I wearied him. He never once began a conversation with me that he did not ultimately regret. He must have vowed a thousand times that he would not speak, or at least not initiate a discussion, again. But I was always able to lure him into talk, though talk was not his medium, by seeming to have mended my ways, by appearing to be curious this time, finally, at last, once and for all, to hear what he had to say. Then the moment he opened his mouth I would look away, feigning boredom or disgust.
It was his discomfiture that I was after. Not because I was callous and enjoyed the sight of suffering, but because his distress was my excuse for remorse. This is what happens when you love your pretty brother to excess: you need to bruise him so that you can kiss him better.
And all the time he thought we were discussing God.
What I mean when I say it’s important to give something away, he persisted, is that it’s necessary to let something go.
What’s the difference? (I could sound like my father when I needed to.)
You think I’m talking about making a gift, but actually I’m addressing the idea of release.
From captivity?
In a sense, yes.
Like this bullock you are dismembering –
The bullock doesn’t enter into it. What matters is that I’m parting with something, allowing something to be taken from me.
And why does that matter?
Because it accustoms me to the idea that I will be taken myself.

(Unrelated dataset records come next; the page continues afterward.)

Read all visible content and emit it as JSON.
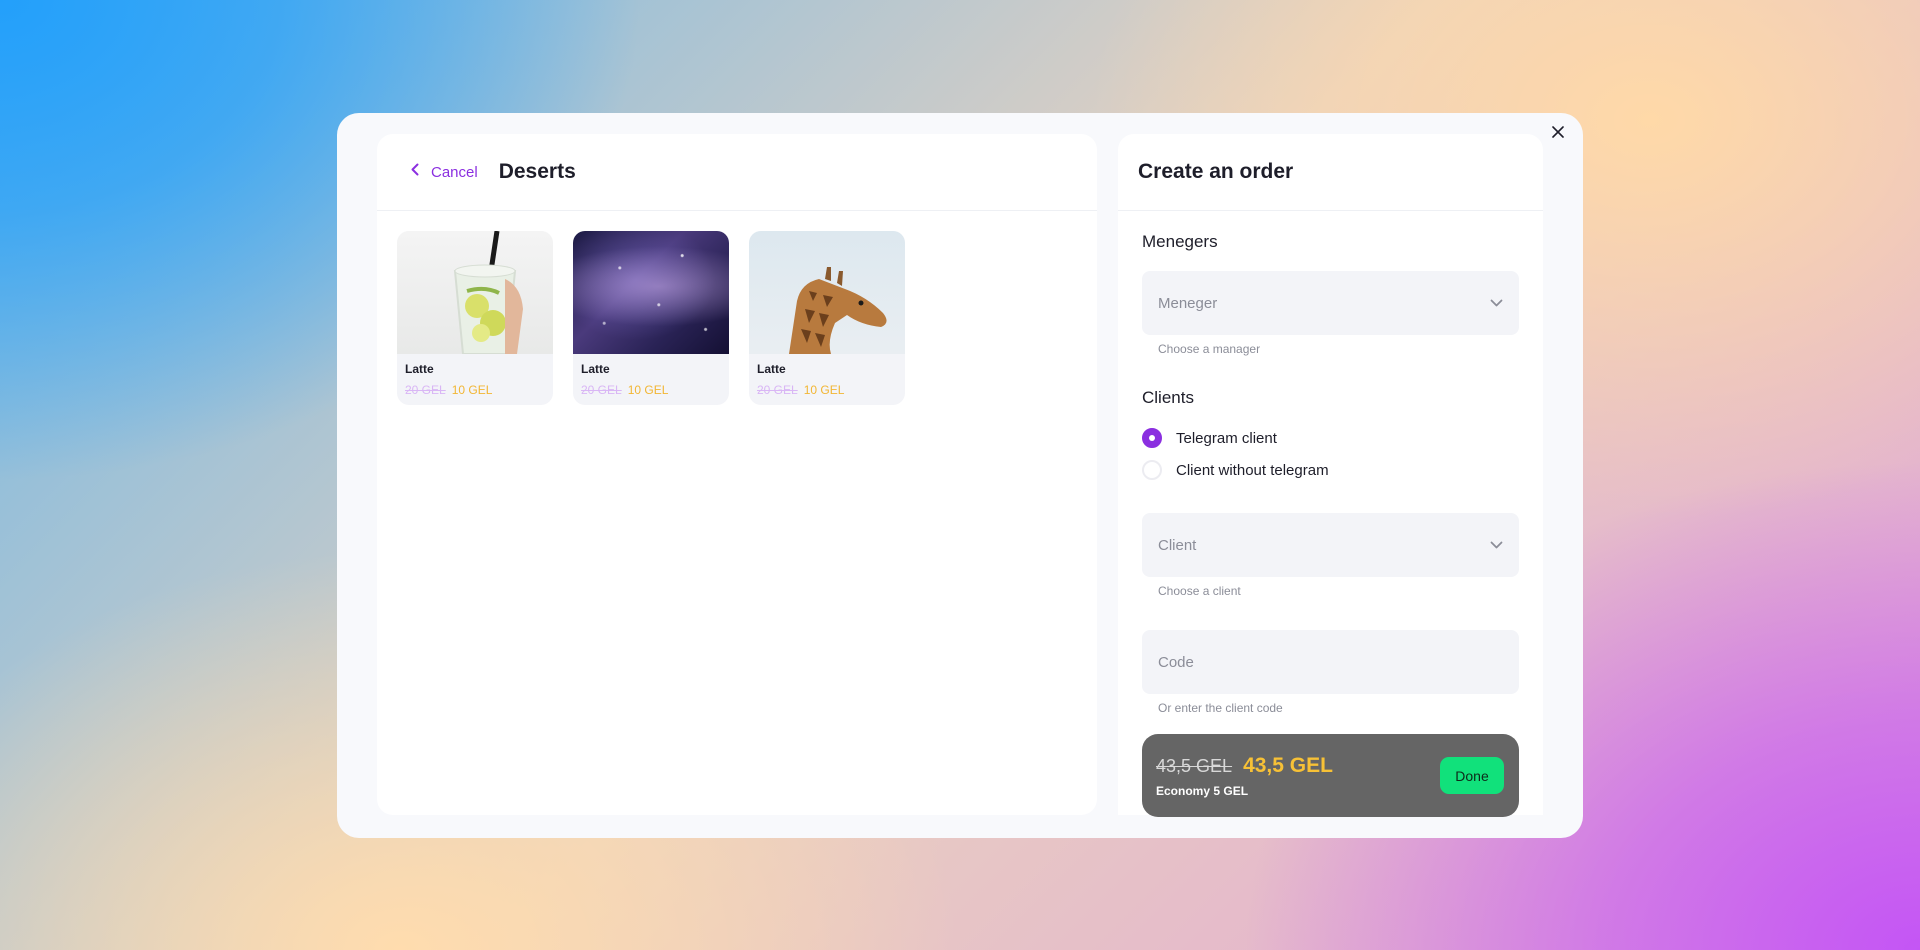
{
  "left": {
    "back_label": "Cancel",
    "title": "Deserts",
    "products": [
      {
        "name": "Latte",
        "old_price": "20 GEL",
        "new_price": "10 GEL",
        "image": "lemonade-photo"
      },
      {
        "name": "Latte",
        "old_price": "20 GEL",
        "new_price": "10 GEL",
        "image": "galaxy-photo"
      },
      {
        "name": "Latte",
        "old_price": "20 GEL",
        "new_price": "10 GEL",
        "image": "giraffe-photo"
      }
    ]
  },
  "right": {
    "title": "Create an order",
    "managers": {
      "section_title": "Menegers",
      "placeholder": "Meneger",
      "helper": "Choose a manager"
    },
    "clients": {
      "section_title": "Clients",
      "options": [
        {
          "label": "Telegram client",
          "checked": true
        },
        {
          "label": "Client without telegram",
          "checked": false
        }
      ],
      "placeholder": "Client",
      "helper": "Choose a client",
      "code_placeholder": "Code",
      "code_helper": "Or enter the client code"
    }
  },
  "summary": {
    "old_total": "43,5 GEL",
    "new_total": "43,5 GEL",
    "economy": "Economy 5 GEL",
    "done_label": "Done"
  },
  "colors": {
    "accent": "#8b2fe0",
    "done": "#11e17b",
    "price": "#f2b634"
  }
}
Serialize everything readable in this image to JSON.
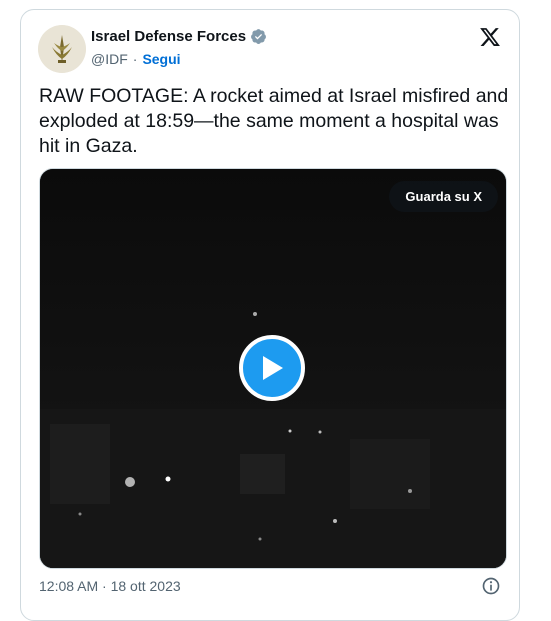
{
  "author": {
    "name": "Israel Defense Forces",
    "handle": "@IDF",
    "separator": "·",
    "follow_label": "Segui"
  },
  "tweet": {
    "text": "RAW FOOTAGE: A rocket aimed at Israel misfired and exploded at 18:59—the same moment a hospital was hit in Gaza."
  },
  "media": {
    "watch_label": "Guarda su X"
  },
  "footer": {
    "timestamp": "12:08 AM · 18 ott 2023"
  },
  "colors": {
    "accent": "#1d9bf0",
    "link": "#006fd6",
    "muted": "#536471"
  }
}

So you’re saying that you’re practising.
He thought about that, narrowing his vision as though the thing he wanted to say hung like a spider on its thread at the very vanishing point of sight. Seeing how much it hurt him to think was one of the voluptuous pleasures I derived from these encounters.
In a sense, yes, he said. Though it’s not dying, exactly, that I’m practising, but diminution. I’m getting used to going, bit by bit.
So young, I said, and yet so morbid. There was, I now acknowledge, flirtation in my tone: the sort of challenge that hopes both to conceal and to reveal admiration. So young and yet so morbid — I could not have wooed more frankly had my brother been my beloved. But then there was no beloved.
Did he flush? Did this bring colour at last into his face? It was impossible to tell, so blackened and gory was he from practising his own going on the carcasses of hapless animals. But he did not accept the charge of morbidity. Not at all, he said. It is not morbid to prepare for death in life. You’re the morbid one, fearing dying so much that life which must end in dying disgusts you.
One thing is not another, I said. Like and unlike are better kept separate.
You said that last time. And you are right — life is not death. But neither are they complete strangers to each other. If we can allow a little death in life –
Then we may look forward to a little life in death? Is this why you burn meat — in the hope of striking an advantageous bargain? O Lord, who seest how I stalk among the dead in life, please grant that I may move among the living in death.
I saw him struggle with the disposition of his mouth, but there was nothing he could do against its ugly will. The corners dropped. The bottom lip skidded off the top. His jaw lurched. I wondered if he meant to daub me with the marks of greed and covetousness again, but he surprised me — instead, he dipped his reeking fingers into veins of family history that were never opened.
It’s not your fault, he said, that the sin to which your birth is attributed is payable with mortality. It’s not your fault. I don’t blame you. You are a child of death and cannot bear what you brought into the world with you. It’s not my connection to death that is morbid, it’s yours.